I have seen a few video's on youtube about peoples hens flying! Mine can sort of flutter fly even with one wing clipped but some peoples hens can properly fly across their half acre garden! If you know any more whag breeds can fly? Just wondering


----------



## chickenmommy (Apr 30, 2013)

They don't actually fly like birds but they can flap their wings and kind of go a couple feet. But silkies can't fly. And bantam breeds can "fly" alittle better than large fowl. And some smaller breeds like game chickens can roost on the lower branches of trees.


----------



## robin416 (Sep 8, 2013)

The smaller the bird, the better they can fly. Heavy bodied chicken breeds really can't fly, get a more sleek bodied bird like a leghorn and they can really get some height going.


----------



## chickenmommy (Apr 30, 2013)

But silkies don't fly right? Or are my silkies just special lol


----------



## robin416 (Sep 8, 2013)

No, Silkies can't fly. Their feather structure assures us the will remain on the ground for the most part.

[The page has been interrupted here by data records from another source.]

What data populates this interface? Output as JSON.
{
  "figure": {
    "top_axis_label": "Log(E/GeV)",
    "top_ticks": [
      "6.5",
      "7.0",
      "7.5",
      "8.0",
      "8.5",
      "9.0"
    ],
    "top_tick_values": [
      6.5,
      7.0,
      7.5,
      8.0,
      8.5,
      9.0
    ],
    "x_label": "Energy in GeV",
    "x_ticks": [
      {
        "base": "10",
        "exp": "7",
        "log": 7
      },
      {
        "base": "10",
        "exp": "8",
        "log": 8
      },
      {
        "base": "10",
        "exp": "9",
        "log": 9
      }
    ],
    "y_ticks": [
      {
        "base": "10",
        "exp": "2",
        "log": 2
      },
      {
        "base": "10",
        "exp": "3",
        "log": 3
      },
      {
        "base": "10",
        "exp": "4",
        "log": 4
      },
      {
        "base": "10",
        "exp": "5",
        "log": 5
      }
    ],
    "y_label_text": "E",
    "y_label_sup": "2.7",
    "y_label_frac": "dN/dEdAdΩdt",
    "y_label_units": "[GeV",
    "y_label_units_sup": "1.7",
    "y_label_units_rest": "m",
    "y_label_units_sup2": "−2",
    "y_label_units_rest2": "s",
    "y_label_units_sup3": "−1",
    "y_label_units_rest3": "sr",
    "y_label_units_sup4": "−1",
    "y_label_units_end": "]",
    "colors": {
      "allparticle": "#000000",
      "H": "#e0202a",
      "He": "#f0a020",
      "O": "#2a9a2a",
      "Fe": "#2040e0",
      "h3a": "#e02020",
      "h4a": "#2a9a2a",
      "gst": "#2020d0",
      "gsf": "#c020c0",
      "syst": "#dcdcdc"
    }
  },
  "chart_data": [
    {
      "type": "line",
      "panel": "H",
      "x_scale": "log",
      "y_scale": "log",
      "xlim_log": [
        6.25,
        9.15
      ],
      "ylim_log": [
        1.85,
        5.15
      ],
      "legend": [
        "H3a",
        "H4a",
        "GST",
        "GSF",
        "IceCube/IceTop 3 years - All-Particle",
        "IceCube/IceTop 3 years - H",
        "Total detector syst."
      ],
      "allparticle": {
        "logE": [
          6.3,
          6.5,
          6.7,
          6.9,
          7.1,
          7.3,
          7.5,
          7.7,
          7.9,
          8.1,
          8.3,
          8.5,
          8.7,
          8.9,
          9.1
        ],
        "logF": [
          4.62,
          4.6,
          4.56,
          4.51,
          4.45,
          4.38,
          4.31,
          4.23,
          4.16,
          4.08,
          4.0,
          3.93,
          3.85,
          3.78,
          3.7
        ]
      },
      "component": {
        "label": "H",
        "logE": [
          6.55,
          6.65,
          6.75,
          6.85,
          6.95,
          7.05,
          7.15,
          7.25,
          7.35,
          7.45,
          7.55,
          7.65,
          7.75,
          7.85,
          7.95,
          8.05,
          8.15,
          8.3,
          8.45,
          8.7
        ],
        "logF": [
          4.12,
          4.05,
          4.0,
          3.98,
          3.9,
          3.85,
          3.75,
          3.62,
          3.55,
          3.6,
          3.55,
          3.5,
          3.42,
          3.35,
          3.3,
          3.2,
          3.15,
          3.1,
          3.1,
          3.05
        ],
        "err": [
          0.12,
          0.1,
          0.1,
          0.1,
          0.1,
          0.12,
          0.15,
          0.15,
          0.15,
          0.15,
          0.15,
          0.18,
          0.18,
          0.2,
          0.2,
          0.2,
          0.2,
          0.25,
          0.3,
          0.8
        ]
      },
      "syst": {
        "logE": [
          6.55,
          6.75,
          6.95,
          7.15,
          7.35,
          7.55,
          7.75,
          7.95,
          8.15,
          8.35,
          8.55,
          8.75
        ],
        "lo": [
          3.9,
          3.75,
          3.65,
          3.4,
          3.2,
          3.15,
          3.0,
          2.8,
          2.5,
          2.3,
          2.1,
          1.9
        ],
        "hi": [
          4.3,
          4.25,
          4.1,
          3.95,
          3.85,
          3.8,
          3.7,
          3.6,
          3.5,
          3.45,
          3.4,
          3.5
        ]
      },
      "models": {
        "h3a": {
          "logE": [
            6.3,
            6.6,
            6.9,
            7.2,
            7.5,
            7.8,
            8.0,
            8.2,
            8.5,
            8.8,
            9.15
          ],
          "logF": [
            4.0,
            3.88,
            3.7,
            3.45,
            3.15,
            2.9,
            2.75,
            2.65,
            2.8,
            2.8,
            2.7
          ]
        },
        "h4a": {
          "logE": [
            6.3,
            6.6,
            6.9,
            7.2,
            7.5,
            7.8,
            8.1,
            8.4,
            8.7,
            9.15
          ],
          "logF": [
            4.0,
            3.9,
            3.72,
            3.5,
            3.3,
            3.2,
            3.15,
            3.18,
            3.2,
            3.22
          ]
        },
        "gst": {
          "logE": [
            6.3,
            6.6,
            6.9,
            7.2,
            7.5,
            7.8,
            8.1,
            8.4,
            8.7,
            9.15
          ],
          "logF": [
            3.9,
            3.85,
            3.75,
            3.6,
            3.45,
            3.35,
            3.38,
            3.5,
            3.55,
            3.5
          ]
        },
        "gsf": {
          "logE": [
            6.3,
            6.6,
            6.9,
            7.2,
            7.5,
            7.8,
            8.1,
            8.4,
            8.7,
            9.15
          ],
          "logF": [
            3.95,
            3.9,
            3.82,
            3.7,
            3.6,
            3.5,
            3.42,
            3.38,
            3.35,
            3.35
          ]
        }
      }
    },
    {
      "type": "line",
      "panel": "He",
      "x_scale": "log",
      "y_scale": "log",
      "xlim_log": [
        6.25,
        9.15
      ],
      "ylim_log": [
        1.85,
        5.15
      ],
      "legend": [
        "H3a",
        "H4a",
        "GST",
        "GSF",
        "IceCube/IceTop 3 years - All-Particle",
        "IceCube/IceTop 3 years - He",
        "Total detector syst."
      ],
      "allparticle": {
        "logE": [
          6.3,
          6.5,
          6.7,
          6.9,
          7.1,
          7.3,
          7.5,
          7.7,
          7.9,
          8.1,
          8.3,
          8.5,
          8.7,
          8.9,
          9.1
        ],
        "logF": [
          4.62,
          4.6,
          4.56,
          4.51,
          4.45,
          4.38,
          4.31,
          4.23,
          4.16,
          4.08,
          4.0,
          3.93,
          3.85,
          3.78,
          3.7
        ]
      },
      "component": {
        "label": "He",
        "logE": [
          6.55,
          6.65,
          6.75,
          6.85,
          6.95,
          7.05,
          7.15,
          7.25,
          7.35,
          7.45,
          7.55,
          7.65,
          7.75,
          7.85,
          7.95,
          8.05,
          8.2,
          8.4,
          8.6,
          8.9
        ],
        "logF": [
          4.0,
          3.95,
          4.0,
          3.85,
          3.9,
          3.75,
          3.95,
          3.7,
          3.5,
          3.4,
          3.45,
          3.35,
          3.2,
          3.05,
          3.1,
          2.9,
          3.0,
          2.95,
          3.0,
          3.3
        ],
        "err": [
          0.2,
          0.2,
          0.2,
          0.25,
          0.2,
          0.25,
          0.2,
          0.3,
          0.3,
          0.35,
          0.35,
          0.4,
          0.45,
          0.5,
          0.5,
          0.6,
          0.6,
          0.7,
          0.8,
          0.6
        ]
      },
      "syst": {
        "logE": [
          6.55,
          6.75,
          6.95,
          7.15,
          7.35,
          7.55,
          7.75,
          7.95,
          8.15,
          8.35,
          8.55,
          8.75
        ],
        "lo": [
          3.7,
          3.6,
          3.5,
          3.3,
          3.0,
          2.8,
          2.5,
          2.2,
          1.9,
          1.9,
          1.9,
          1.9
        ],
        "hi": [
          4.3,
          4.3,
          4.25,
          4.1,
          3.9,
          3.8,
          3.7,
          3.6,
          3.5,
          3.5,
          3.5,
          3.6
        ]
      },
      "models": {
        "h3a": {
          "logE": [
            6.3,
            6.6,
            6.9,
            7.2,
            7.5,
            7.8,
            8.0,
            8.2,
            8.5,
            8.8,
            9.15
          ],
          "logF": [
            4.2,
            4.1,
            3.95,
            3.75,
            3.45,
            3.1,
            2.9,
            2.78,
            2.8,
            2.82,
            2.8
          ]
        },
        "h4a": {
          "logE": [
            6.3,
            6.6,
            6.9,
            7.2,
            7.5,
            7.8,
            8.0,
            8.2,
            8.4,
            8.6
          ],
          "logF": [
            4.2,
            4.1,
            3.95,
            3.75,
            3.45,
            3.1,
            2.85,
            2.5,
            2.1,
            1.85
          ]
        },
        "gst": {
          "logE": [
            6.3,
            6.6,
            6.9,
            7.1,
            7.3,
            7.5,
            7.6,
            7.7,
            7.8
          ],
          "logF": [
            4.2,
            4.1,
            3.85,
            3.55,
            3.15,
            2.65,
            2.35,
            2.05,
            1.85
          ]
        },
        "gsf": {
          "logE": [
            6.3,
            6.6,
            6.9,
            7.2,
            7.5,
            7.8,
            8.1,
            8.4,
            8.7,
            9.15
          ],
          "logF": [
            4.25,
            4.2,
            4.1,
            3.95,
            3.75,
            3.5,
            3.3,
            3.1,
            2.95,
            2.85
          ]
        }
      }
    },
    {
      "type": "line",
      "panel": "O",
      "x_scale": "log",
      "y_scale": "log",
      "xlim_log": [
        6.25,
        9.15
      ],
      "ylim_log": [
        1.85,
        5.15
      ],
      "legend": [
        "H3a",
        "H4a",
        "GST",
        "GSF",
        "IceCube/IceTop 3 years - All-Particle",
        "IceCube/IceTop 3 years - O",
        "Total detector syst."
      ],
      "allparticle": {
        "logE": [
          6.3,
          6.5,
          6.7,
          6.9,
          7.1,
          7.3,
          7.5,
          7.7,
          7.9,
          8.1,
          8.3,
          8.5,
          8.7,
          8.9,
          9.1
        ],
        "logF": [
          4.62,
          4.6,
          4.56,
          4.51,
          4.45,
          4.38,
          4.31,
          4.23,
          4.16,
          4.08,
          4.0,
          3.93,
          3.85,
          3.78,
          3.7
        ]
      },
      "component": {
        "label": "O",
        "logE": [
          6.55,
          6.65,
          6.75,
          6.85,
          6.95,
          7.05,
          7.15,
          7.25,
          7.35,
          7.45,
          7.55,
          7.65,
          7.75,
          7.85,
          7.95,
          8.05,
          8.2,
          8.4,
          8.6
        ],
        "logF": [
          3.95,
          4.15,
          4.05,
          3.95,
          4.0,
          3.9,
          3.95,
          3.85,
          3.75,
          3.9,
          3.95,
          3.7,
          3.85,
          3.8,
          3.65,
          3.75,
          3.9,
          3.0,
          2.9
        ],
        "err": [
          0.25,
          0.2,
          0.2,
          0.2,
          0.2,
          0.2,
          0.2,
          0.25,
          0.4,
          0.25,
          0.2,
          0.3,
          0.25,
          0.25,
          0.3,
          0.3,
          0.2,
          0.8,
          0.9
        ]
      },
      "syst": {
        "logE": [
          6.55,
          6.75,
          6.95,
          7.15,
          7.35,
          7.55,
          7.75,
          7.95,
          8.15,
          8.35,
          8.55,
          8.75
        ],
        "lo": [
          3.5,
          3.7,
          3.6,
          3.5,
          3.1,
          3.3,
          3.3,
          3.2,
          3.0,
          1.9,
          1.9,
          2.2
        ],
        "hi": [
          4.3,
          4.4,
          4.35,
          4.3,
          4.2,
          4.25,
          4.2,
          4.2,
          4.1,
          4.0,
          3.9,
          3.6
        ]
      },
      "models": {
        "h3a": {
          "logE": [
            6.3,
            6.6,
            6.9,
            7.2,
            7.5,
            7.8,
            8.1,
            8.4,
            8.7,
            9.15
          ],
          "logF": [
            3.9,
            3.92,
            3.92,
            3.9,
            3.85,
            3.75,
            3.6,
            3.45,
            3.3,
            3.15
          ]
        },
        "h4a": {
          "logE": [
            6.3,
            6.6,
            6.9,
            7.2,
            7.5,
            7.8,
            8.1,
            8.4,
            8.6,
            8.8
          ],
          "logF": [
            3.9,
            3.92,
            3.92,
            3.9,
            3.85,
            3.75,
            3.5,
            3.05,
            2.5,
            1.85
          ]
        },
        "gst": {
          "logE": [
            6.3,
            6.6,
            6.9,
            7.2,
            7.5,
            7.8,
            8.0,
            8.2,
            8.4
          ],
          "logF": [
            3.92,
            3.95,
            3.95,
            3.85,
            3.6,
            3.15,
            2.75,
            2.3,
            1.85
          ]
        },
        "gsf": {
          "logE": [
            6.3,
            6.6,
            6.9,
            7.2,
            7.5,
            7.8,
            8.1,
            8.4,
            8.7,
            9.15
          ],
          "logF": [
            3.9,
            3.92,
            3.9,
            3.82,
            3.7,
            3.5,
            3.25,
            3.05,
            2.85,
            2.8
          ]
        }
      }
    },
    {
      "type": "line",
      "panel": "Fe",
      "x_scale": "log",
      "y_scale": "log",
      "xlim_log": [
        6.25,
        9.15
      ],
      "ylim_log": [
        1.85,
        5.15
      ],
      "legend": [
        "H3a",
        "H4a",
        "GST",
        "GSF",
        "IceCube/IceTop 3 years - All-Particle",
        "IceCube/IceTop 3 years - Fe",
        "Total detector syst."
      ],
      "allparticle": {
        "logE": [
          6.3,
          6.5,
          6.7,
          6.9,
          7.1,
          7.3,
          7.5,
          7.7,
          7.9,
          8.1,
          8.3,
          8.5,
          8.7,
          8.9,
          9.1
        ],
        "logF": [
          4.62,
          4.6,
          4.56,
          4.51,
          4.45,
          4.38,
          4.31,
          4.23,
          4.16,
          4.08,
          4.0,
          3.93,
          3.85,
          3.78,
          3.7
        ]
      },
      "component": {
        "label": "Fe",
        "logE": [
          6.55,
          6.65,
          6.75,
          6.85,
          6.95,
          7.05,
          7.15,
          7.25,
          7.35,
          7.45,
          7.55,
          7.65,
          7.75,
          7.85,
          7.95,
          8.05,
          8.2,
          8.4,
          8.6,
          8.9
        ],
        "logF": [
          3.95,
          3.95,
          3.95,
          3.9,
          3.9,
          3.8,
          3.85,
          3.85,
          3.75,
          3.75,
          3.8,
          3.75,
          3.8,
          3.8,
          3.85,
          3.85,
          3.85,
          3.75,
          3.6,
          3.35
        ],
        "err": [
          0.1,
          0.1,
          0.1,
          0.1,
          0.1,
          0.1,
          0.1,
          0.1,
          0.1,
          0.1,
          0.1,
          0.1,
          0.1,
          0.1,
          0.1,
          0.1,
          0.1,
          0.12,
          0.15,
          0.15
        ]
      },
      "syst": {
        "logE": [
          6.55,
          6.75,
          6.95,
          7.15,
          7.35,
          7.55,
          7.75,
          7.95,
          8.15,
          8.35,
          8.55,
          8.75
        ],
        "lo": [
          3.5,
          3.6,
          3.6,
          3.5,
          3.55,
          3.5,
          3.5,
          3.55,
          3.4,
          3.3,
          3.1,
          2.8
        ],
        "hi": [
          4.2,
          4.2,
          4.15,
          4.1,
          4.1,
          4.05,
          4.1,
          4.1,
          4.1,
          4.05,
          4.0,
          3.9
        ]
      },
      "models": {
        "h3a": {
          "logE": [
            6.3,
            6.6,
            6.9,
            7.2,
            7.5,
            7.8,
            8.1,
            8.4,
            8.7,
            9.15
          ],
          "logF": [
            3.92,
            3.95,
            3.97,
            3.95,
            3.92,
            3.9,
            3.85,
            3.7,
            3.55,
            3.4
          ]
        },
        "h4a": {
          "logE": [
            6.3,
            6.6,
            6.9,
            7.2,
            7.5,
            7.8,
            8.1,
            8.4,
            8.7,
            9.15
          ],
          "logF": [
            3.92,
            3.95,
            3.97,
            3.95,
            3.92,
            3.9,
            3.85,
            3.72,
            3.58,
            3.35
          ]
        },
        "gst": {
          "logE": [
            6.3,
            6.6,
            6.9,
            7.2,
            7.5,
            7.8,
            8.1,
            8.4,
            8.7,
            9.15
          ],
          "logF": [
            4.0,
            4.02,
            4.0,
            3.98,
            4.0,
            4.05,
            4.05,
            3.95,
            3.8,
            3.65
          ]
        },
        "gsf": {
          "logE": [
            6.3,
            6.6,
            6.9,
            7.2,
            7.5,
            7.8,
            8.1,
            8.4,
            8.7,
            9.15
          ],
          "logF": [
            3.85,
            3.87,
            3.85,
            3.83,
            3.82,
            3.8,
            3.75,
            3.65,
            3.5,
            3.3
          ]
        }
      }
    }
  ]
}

My ten year old roo did a flap jump deal that would get him up four feet.


----------



## Nm156 (May 16, 2015)

My EEs can get some decent air.


----------



## seminole wind (Aug 22, 2015)

When my Jerseys were pullets, they all cleared a 6 foot fence. I don't think they can do distance tho.


----------



## TheKeeper777 (Mar 30, 2016)

Thanks guys... just curious


----------



## dawg53 (Aug 25, 2015)

I could always coax my Hamburgs off the roof with scratch very easily in order to trim back their wing feathers. Trimming back one wing doesnt work.


----------